L'auteur, Hotman, était devenu protestant à la Grève en voyant mourir Dubourg. Protestantisme d'humanité, de raison et d'examen, qu'il appliqua d'abord contre le droit romain, cette machine de tyrannie, puis contre la tyrannie même.

Ce n'est pas que ce grand homme méconnaisse le droit romain. Loin de là, il dit lui-même qu'on peut en tirer des trésors. Mais il doute fort sagement qu'à deux mille ans de distance la loi de l'Empire convienne à un monde tellement changé.

Hotman, comme Jean-Jacques Rousseau, arrivant tard et le dernier des grands hommes de son siècle, vint merveilleusement préparé.

Pour lui, l'illustre Cujas, illuminant le droit romain, lui donnant sa valeur historique, avait fait sentir qu'il fut le droit de tel âge, de telles mœurs, et non le droit du genre humain.
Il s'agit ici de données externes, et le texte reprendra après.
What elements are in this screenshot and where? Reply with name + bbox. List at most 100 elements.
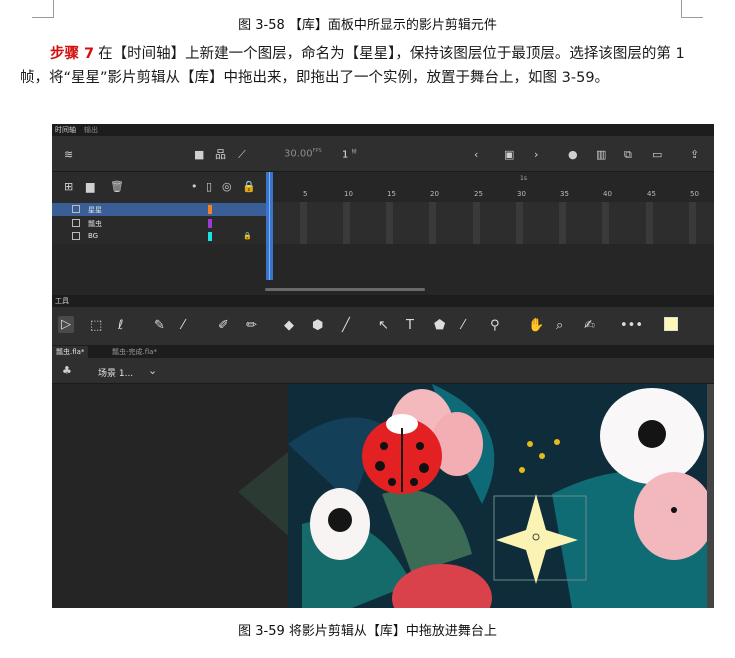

Pour Hotman, le grand Dumoulin a préparé l'unité des coutumes nationales, attaqué les deux vieilles forteresses qui stérilisaient la terre de leur ombre, droit papal et droit féodal, revendiqué l'immortelle légitimité de la propriété libre contre l'usurpation du fief.

Hotman connut-il le petit livre brûlant de la Boétie, le Contr'un, écrit dès longtemps en 1549, mais imprimé seulement en 1578? Nul doute qu'il n'en courût des copies.
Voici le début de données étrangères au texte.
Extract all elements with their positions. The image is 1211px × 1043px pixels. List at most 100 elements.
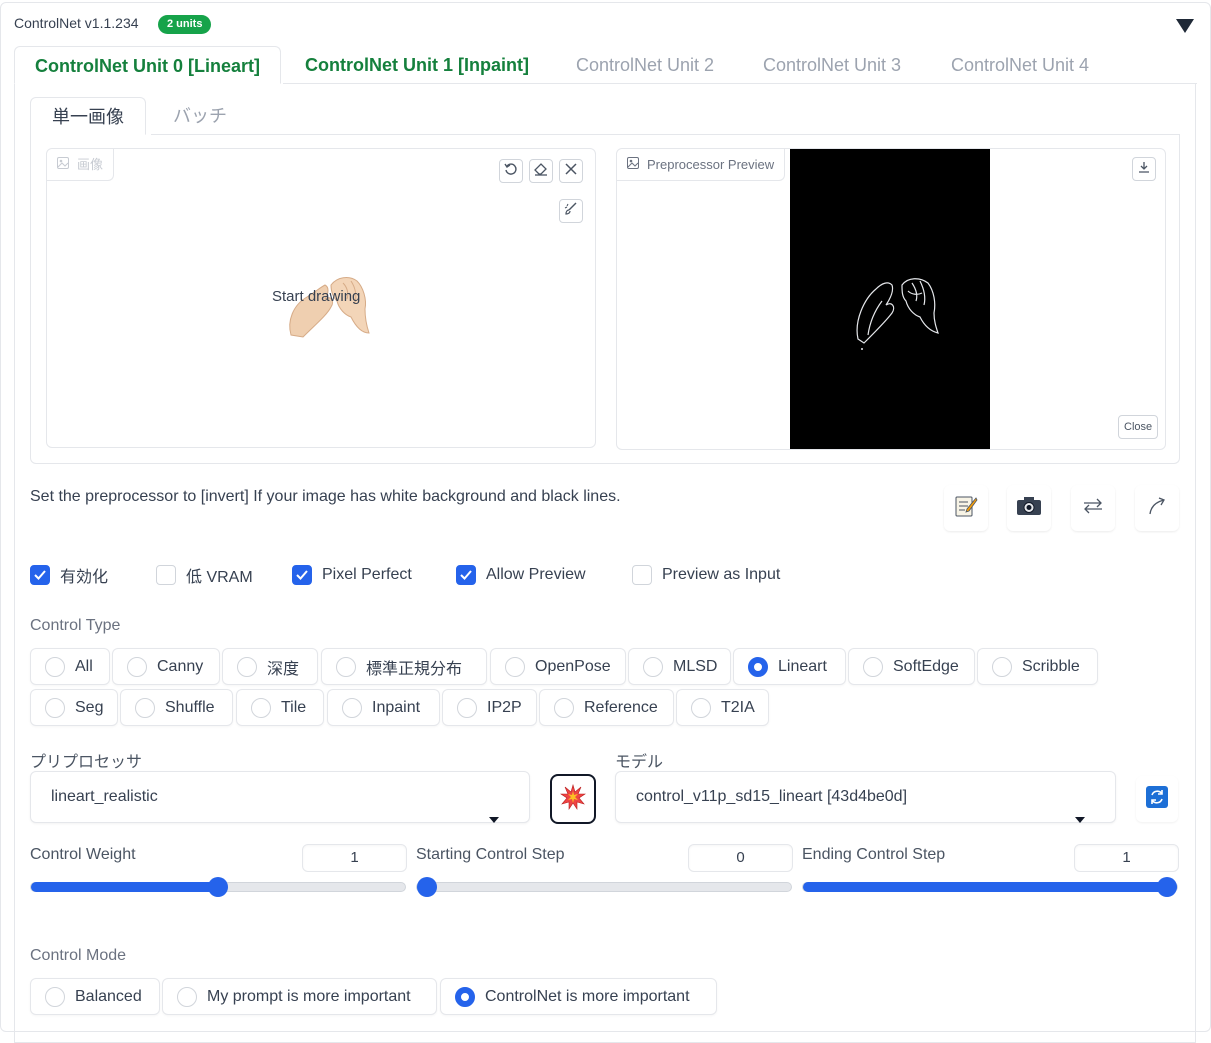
tab-batch[interactable]: バッチ: [173, 97, 227, 135]
control-type-canny[interactable]: Canny: [112, 648, 220, 685]
memo-icon: [954, 494, 978, 523]
checkbox-allow-preview[interactable]: [456, 565, 476, 585]
control-type-tile-label: Tile: [281, 698, 307, 716]
control-mode-controlnet[interactable]: ControlNet is more important: [440, 978, 717, 1015]
control-type-ip2p[interactable]: IP2P: [442, 689, 537, 726]
radio-prompt-important[interactable]: [177, 986, 197, 1007]
control-weight-slider-thumb[interactable]: [208, 877, 228, 897]
radio-balanced[interactable]: [45, 986, 65, 1007]
control-type-t2ia[interactable]: T2IA: [676, 689, 769, 726]
starting-step-slider-thumb[interactable]: [417, 877, 437, 897]
option-enable[interactable]: 有効化: [30, 563, 108, 587]
control-type-mlsd[interactable]: MLSD: [628, 648, 731, 685]
radio-reference[interactable]: [554, 697, 574, 718]
radio-softedge[interactable]: [863, 656, 883, 677]
run-preprocessor-button[interactable]: [550, 774, 596, 824]
control-type-mlsd-label: MLSD: [673, 657, 718, 675]
preview-close-button[interactable]: Close: [1118, 415, 1159, 439]
control-type-shuffle[interactable]: Shuffle: [120, 689, 233, 726]
model-select[interactable]: control_v11p_sd15_lineart [43d4be0d]: [615, 771, 1116, 823]
undo-button[interactable]: [499, 159, 523, 183]
control-type-reference[interactable]: Reference: [539, 689, 674, 726]
control-type-normal-label: 標準正規分布: [366, 660, 463, 678]
image-input-canvas[interactable]: 画像 Start drawing: [46, 148, 596, 448]
tab-unit-1[interactable]: ControlNet Unit 1 [Inpaint]: [305, 46, 529, 84]
radio-tile[interactable]: [251, 697, 271, 718]
option-allow-preview[interactable]: Allow Preview: [456, 563, 586, 587]
control-mode-prompt[interactable]: My prompt is more important: [162, 978, 437, 1015]
option-preview-as-input[interactable]: Preview as Input: [632, 563, 780, 587]
radio-t2ia[interactable]: [691, 697, 711, 718]
starting-step-input[interactable]: 0: [688, 844, 793, 872]
radio-ip2p[interactable]: [457, 697, 477, 718]
radio-openpose[interactable]: [505, 656, 525, 677]
option-pixel-perfect-label: Pixel Perfect: [322, 566, 412, 583]
radio-normal[interactable]: [336, 656, 356, 677]
tab-unit-2[interactable]: ControlNet Unit 2: [576, 46, 714, 84]
control-type-all[interactable]: All: [30, 648, 110, 685]
control-type-scribble[interactable]: Scribble: [977, 648, 1098, 685]
control-type-normal[interactable]: 標準正規分布: [321, 648, 487, 685]
control-weight-input[interactable]: 1: [302, 844, 407, 872]
model-value: control_v11p_sd15_lineart [43d4be0d]: [636, 788, 908, 805]
ending-step-slider[interactable]: [802, 877, 1178, 897]
option-low-vram[interactable]: 低 VRAM: [156, 563, 253, 587]
clear-button[interactable]: [559, 159, 583, 183]
collapse-triangle-icon[interactable]: [1175, 18, 1195, 39]
radio-scribble[interactable]: [992, 656, 1012, 677]
starting-step-label: Starting Control Step: [416, 846, 565, 863]
radio-canny[interactable]: [127, 656, 147, 677]
radio-mlsd[interactable]: [643, 656, 663, 677]
control-type-openpose[interactable]: OpenPose: [490, 648, 626, 685]
download-icon: [1138, 160, 1150, 178]
radio-depth[interactable]: [237, 656, 257, 677]
tab-unit-4[interactable]: ControlNet Unit 4: [951, 46, 1089, 84]
checkbox-preview-as-input[interactable]: [632, 565, 652, 585]
preprocessor-preview-image: [790, 149, 990, 449]
model-label: モデル: [615, 754, 664, 771]
control-weight-slider[interactable]: [30, 877, 406, 897]
control-type-depth[interactable]: 深度: [222, 648, 318, 685]
control-type-seg[interactable]: Seg: [30, 689, 118, 726]
edit-button[interactable]: [944, 485, 988, 531]
tab-unit-3[interactable]: ControlNet Unit 3: [763, 46, 901, 84]
checkbox-pixel-perfect[interactable]: [292, 565, 312, 585]
brush-button[interactable]: [559, 199, 583, 223]
checkbox-low-vram[interactable]: [156, 565, 176, 585]
radio-inpaint[interactable]: [342, 697, 362, 718]
radio-shuffle[interactable]: [135, 697, 155, 718]
control-type-label: Control Type: [30, 617, 121, 634]
radio-seg[interactable]: [45, 697, 65, 718]
eraser-button[interactable]: [529, 159, 553, 183]
curved-arrow-icon: [1147, 496, 1167, 521]
control-mode-prompt-label: My prompt is more important: [207, 987, 411, 1005]
starting-step-slider[interactable]: [416, 877, 792, 897]
control-type-tile[interactable]: Tile: [236, 689, 324, 726]
control-type-lineart[interactable]: Lineart: [733, 648, 846, 685]
tab-single-image[interactable]: 単一画像: [30, 97, 146, 135]
control-type-softedge[interactable]: SoftEdge: [848, 648, 975, 685]
checkbox-enable[interactable]: [30, 565, 50, 585]
explosion-icon: [560, 783, 586, 815]
refresh-models-button[interactable]: [1136, 776, 1178, 822]
control-type-reference-label: Reference: [584, 698, 658, 716]
radio-controlnet-important[interactable]: [455, 986, 475, 1007]
swap-button[interactable]: [1071, 485, 1115, 531]
option-pixel-perfect[interactable]: Pixel Perfect: [292, 563, 412, 587]
control-type-seg-label: Seg: [75, 698, 104, 716]
ending-step-slider-thumb[interactable]: [1157, 877, 1177, 897]
preprocessor-preview-box: Preprocessor Preview Close: [616, 148, 1166, 450]
download-button[interactable]: [1132, 157, 1156, 181]
control-mode-balanced[interactable]: Balanced: [30, 978, 160, 1015]
camera-button[interactable]: [1007, 485, 1051, 531]
preprocessor-select[interactable]: lineart_realistic: [30, 771, 530, 823]
radio-all[interactable]: [45, 656, 65, 677]
control-type-inpaint-label: Inpaint: [372, 698, 421, 716]
ending-step-input[interactable]: 1: [1074, 844, 1179, 872]
control-type-inpaint[interactable]: Inpaint: [327, 689, 440, 726]
eraser-icon: [534, 162, 548, 181]
camera-icon: [1016, 495, 1042, 522]
send-dimensions-button[interactable]: [1135, 485, 1179, 531]
radio-lineart[interactable]: [748, 656, 768, 677]
tab-unit-0[interactable]: ControlNet Unit 0 [Lineart]: [14, 46, 281, 84]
Le livre de la Boétie fut intitulé Le Contr'un. Celui d'Hotman aurait pu s'intituler Le Pour Tous.

Il déclare que le droit appartient à la majorité des citoyens.

Il suit la France gauloise, germaine, carlovingienne, capétienne, et montre qu'à toute époque elle a eu (plus ou moins, mais enfin a toujours eu) un gouvernement collectif.

Qu'il se trompe sur tels détails, comme le dit M. Thierry, qu'il s'exagère la part de l'élection, de la délibération publique, dans ces époques obscures, il n'en a pas moins raison au total. Les chefs gaulois, mérovingiens, ont consulté leurs guerriers; les empereurs carlovingiens ont consulté leurs grands, et spécialement leurs évêques; les capétiens leurs pairs, etc.